Enhanced security features in X version
Adobe Reader X has many security advancements compared to its earlier versions. The majors being the following:

  • The biggest security change in Reader X is the addition of Sandboxing or Adobe Reader Protected Mode – only for Windows. Sandboxing mitigates the risk of what an attacker can do even if they successfully exploit Reader. The risks covered include deployment of malware in the PC to changing the file system or registry of the PC.
  • An intensive code hardening program was implemented to reduce vulnerabilities or security flaws in Reader. This security development process included a combination of testing, code review, and programming standards.
  • Improved JavaScript blacklist framework, which allows you to disable only specific functions of JavaScript instead of completely disabling it.
  • Altered way of prompting security alerts or preference settings. Especially for alerts, a yellow alert bar with descriptive text is dropped down, in place of Yes/No dialog boxes that users instinctively click without reading. The user will have to click on the Options in the text and choose one of them.

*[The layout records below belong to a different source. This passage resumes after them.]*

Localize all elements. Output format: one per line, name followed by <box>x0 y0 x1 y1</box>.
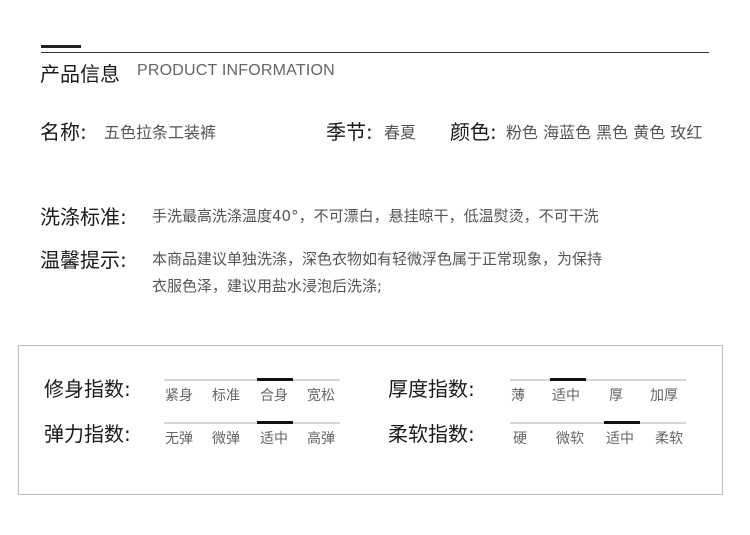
header-divider <box>41 52 709 53</box>
softness-index-selected-marker <box>604 421 640 424</box>
color-label: 颜色: <box>450 120 497 144</box>
softness-option-1: 硬 <box>513 431 527 447</box>
fit-index-selected-marker <box>257 378 293 381</box>
elastic-option-4: 高弹 <box>307 431 335 447</box>
fit-index-label: 修身指数: <box>44 377 131 401</box>
elastic-option-2: 微弹 <box>212 431 240 447</box>
elastic-index-label: 弹力指数: <box>44 422 131 446</box>
wash-label: 洗涤标准: <box>40 205 127 229</box>
fit-option-4: 宽松 <box>307 388 335 404</box>
thickness-index-track <box>510 379 686 381</box>
tips-label: 温馨提示: <box>40 248 127 272</box>
fit-option-3: 合身 <box>260 388 288 404</box>
header-accent-bar <box>41 45 81 48</box>
fit-option-1: 紧身 <box>165 388 193 404</box>
thickness-option-3: 厚 <box>609 388 623 404</box>
thickness-index-selected-marker <box>550 378 586 381</box>
fit-index-track <box>164 379 340 381</box>
fit-option-2: 标准 <box>212 388 240 404</box>
elastic-index-track <box>164 422 340 424</box>
softness-index-track <box>510 422 686 424</box>
name-value: 五色拉条工装裤 <box>104 123 217 142</box>
elastic-index-selected-marker <box>257 421 293 424</box>
name-label: 名称: <box>40 120 87 144</box>
softness-option-2: 微软 <box>556 431 584 447</box>
thickness-option-1: 薄 <box>511 388 525 404</box>
thickness-index-label: 厚度指数: <box>388 377 475 401</box>
elastic-option-3: 适中 <box>260 431 288 447</box>
elastic-option-1: 无弹 <box>165 431 193 447</box>
season-value: 春夏 <box>384 123 417 142</box>
thickness-option-4: 加厚 <box>650 388 678 404</box>
page-title: 产品信息 <box>40 62 120 86</box>
page-subtitle: PRODUCT INFORMATION <box>137 62 335 79</box>
softness-index-label: 柔软指数: <box>388 422 475 446</box>
softness-option-4: 柔软 <box>655 431 683 447</box>
tips-line-1: 本商品建议单独洗涤，深色衣物如有轻微浮色属于正常现象，为保持 <box>152 250 603 268</box>
season-label: 季节: <box>326 120 373 144</box>
tips-line-2: 衣服色泽，建议用盐水浸泡后洗涤; <box>152 277 383 295</box>
wash-value: 手洗最高洗涤温度40°，不可漂白，悬挂晾干，低温熨烫，不可干洗 <box>152 207 599 225</box>
color-value: 粉色 海蓝色 黑色 黄色 玫红 <box>506 123 703 142</box>
softness-option-3: 适中 <box>606 431 634 447</box>
thickness-option-2: 适中 <box>552 388 580 404</box>
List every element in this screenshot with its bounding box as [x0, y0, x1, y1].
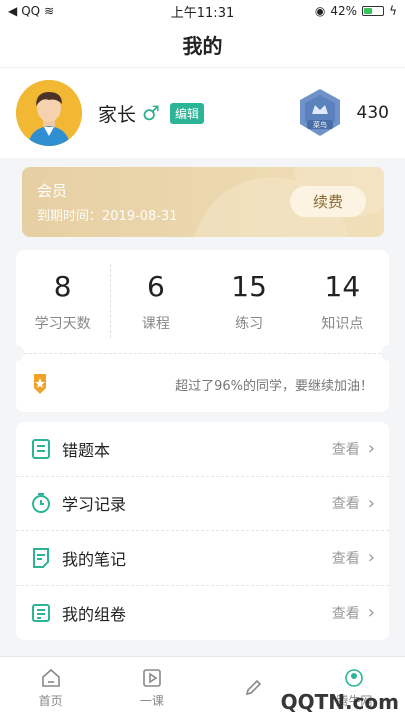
list-item-study-record[interactable]: 学习记录 查看 ›	[16, 477, 389, 531]
lock-icon: ◉	[314, 4, 326, 18]
user-icon	[345, 669, 364, 687]
list-item-label: 我的笔记	[62, 549, 127, 569]
avatar[interactable]	[16, 80, 82, 146]
rank-badge-label: 菜鸟	[313, 120, 327, 129]
battery-icon	[362, 6, 385, 16]
dashed-divider	[24, 353, 381, 354]
view-link[interactable]: 查看	[332, 439, 360, 459]
medal-icon	[34, 374, 46, 394]
watermark: QQTN.com	[280, 690, 399, 714]
stat-label: 练习	[235, 316, 264, 332]
chevron-right-icon: ›	[367, 602, 375, 624]
stat-courses[interactable]: 6 课程	[109, 270, 202, 333]
stat-value: 15	[231, 270, 267, 303]
stat-study-days[interactable]: 8 学习天数	[16, 270, 109, 333]
male-icon: ♂	[142, 101, 160, 125]
stat-label: 学习天数	[34, 316, 91, 332]
user-name: 家长	[98, 103, 137, 126]
stat-value: 8	[53, 270, 72, 303]
menu-list: 错题本 查看 › 学习记录 查看 › 我的笔记 查看 › 我的组卷 查看 ›	[16, 422, 389, 640]
stat-label: 课程	[141, 316, 170, 332]
play-icon	[143, 669, 161, 687]
score-value: 430	[356, 103, 389, 123]
edit-button[interactable]: 编辑	[169, 102, 204, 124]
carrier-label: QQ	[21, 4, 41, 18]
list-item-label: 学习记录	[62, 495, 127, 515]
clock-icon	[32, 493, 50, 514]
back-icon[interactable]: ◀	[8, 4, 17, 18]
list-item-wrong-book[interactable]: 错题本 查看 ›	[16, 422, 389, 477]
stat-label: 知识点	[321, 316, 364, 332]
ticket-notch-left	[8, 345, 24, 361]
stat-practice[interactable]: 15 练习	[203, 270, 296, 333]
chevron-right-icon: ›	[367, 438, 375, 460]
stat-divider	[110, 264, 111, 338]
renew-button[interactable]: 续费	[290, 186, 366, 217]
stat-value: 14	[324, 270, 361, 303]
chevron-right-icon: ›	[367, 492, 375, 514]
list-item-label: 我的组卷	[62, 604, 127, 624]
view-link[interactable]: 查看	[332, 548, 360, 568]
list-item-my-notes[interactable]: 我的笔记 查看 ›	[16, 531, 389, 586]
tab-label: 一课	[139, 694, 164, 708]
notebook-icon	[32, 438, 50, 459]
stat-value: 6	[146, 270, 165, 303]
paper-stack-icon	[32, 603, 50, 622]
rank-badge-icon: 菜鸟	[299, 89, 340, 136]
stats-card: 8 学习天数 6 课程 15 练习 14 知识点 超过了96%的同学，要继续加油…	[8, 250, 397, 412]
list-item-my-papers[interactable]: 我的组卷 查看 ›	[16, 586, 389, 641]
tab-home[interactable]: 首页	[0, 657, 101, 720]
note-icon	[33, 547, 49, 568]
view-link[interactable]: 查看	[332, 493, 360, 513]
page-title: 我的	[0, 22, 405, 68]
stat-knowledge[interactable]: 14 知识点	[296, 270, 389, 333]
encourage-tip: 超过了96%的同学，要继续加油！	[175, 378, 373, 394]
ticket-notch-right	[381, 345, 397, 361]
profile-header: 家长 ♂ 编辑 菜鸟 430	[0, 68, 405, 158]
battery-percent: 42%	[330, 4, 358, 18]
member-title: 会员	[37, 182, 68, 200]
member-card[interactable]: 会员 到期时间：2019-08-31 续费	[22, 167, 384, 237]
tab-label: 首页	[38, 694, 63, 708]
member-expire: 到期时间：2019-08-31	[37, 209, 178, 224]
chevron-right-icon: ›	[367, 547, 375, 569]
wifi-icon: ≋	[44, 4, 55, 18]
tab-lesson[interactable]: 一课	[101, 657, 202, 720]
list-item-label: 错题本	[62, 440, 111, 460]
charging-icon: ϟ	[389, 4, 397, 18]
view-link[interactable]: 查看	[332, 603, 360, 623]
status-time: 上午11:31	[170, 5, 235, 21]
edit-icon	[246, 679, 262, 695]
status-bar: ◀ QQ ≋ 上午11:31 ◉ 42% ϟ	[0, 0, 405, 22]
home-icon	[41, 668, 60, 687]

Adobe Reader X still not safe
The enhanced security features discussed above do not make Adobe Reader invulnerable. Sandbox mode only acts as a protection layer, preventing the attacker from writing files or installing malware on potential victims’ computers, even if the vulnerabilities are exploited. Other security features explained above depend on the preferences of the user. However, the version 10 of Adobe Reader is the best in terms of security, compared to its previous versions. If you are still using the older version of Reader click here to update.

Malware creators are getting innovative and looking for new ways to infect the PCs with malware. “Eternal vigilance is the price of freedom.” Similarly, the more you are watchful and aware of the security vulnerabilities and ways to defend them, the more you will be safer and secure.